Am Erfolg von ANTI-FLAG hat das nicht gerüttelt, vielleicht wurde er sogar dadurch begünstigt. Denn beim nächsten Album „For Blood And Empire“ gingen AF einen Schritt, den ihnen viele nicht zugetraut hätten: Sie wechselten zum Major RCA, einem Label der Sony-BMG. Doch während einige Radikalisten ihnen Szene-Verrat und den obligatorischen Pakt mit dem Teufel vorwarfen, haben AF bis heute stets an ihren Aussagen festgehalten. Provokativ, plakativ, stets auf den Punkt. Und hier setzt die Kritik ein. AF sagen nämlich nie etwas, was ihre Zuhörer nicht schon längst wüssten. Sie neigen zu Wiederholungen und tragen damit die bekannten Eulen nach Athen. „I must again sing my dissent“ lautet der Beginn des Songs „Vices“ vom neuen Album. Das versteht auch der letzte Globalisierungsgegner mit rudimentären Englischkenntnissen aus der hintersten Ecke von Kasachstan.

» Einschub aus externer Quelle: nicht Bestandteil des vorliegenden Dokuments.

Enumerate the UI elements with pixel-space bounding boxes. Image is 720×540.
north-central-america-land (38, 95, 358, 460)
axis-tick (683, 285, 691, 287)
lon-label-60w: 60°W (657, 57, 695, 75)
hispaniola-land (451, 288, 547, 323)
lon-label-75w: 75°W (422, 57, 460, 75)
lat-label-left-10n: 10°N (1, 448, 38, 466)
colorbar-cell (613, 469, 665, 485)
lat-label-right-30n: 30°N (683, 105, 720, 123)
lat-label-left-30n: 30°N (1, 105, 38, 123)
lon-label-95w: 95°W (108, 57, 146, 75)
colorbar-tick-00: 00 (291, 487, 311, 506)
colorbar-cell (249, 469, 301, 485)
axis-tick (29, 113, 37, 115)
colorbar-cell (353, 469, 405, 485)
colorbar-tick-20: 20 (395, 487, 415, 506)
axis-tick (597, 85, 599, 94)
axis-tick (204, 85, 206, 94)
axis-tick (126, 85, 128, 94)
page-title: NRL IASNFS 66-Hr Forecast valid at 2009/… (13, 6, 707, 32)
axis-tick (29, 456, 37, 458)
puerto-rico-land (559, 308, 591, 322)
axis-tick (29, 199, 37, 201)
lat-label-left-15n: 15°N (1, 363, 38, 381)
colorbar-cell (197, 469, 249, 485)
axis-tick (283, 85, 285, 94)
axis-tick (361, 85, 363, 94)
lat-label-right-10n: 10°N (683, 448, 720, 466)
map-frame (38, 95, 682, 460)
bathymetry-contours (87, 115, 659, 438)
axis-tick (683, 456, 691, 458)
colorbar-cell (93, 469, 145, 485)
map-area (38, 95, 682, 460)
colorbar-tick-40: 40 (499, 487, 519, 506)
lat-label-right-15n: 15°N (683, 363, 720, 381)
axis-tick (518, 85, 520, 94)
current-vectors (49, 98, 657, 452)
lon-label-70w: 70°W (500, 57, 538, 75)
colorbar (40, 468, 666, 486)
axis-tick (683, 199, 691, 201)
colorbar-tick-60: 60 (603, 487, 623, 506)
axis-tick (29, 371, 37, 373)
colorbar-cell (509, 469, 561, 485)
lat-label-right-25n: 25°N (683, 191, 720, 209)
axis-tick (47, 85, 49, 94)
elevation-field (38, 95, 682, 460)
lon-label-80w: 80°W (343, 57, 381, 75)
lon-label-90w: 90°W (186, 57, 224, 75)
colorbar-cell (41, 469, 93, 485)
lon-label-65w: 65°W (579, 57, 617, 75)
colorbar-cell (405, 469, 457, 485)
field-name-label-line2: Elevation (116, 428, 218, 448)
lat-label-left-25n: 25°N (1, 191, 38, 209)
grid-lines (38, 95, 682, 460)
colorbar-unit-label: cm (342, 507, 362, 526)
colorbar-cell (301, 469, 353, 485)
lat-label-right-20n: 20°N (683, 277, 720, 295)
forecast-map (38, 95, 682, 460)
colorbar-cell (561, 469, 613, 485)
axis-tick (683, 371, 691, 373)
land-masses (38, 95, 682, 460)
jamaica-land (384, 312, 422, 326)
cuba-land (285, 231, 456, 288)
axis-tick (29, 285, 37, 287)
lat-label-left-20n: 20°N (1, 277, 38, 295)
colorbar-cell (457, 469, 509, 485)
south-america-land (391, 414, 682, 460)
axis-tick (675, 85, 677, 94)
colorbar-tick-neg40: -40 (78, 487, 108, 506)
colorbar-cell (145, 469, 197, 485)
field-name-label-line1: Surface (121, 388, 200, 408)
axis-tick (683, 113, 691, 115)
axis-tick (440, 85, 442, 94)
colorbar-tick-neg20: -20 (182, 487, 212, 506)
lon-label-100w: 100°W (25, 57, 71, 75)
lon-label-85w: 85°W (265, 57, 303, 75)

AF stehen eventuell vor einer großen Sinnkrise. Denn sie müssen die Weichen für eine Zeit nach dem Idioten aus Texas stellen. Erneut könnte auf einen Bush ein(e) Clinton folgen, dessen Mann einst eine orale Befriedigung durch eine Praktikantin nicht als sexuelle Beziehung definiert hat. Die ganze Welt hat gelacht. Vielleicht sollten AF angesichts solcher politischer Eskapaden auch einmal lachen und dies zum Inhalt machen, wenn sie sich in ihren Texten nicht ganz von der amerikanischen Politik verabschieden wollen. Jedoch würde es ihnen sicherlich auch gut tun, wenn sie persönlicher und metaphorischer würden. Man kann über so viele Dinge singen, die nicht Politik und trotzdem nicht banal sein müssen.
Ach ja, zur Musik. Sollte ja eine Plattenkritik werden. Habe ich ganz vergessen. Hat sich nicht so viel verändert. AF bleiben ihrem Stil, der schon immer mehr nach Englang 1977 als nach Kalifornien 1994 geklungen hat, treu. Dennoch versuchen sie auch hier und da etwas Neues: Klaviereinsätze, Kinderchor, Streicher. Die Gitarren braten nicht die ganze Zeit durch, sondern werden auch einmal gerne dezent in den Hintergrund gemischt. Am Gesamteindruck ändert das jedoch kaum etwas. Wer der Musik des Quartetts bisher etwas abgewinnen konnte, wird auch vom neuen Output nicht enttäuscht sein. Umgekehrt überzeugt es aber auch keine bisherigen Kritiker. Georgie wird es bestimmt nicht in der Air Force One hören.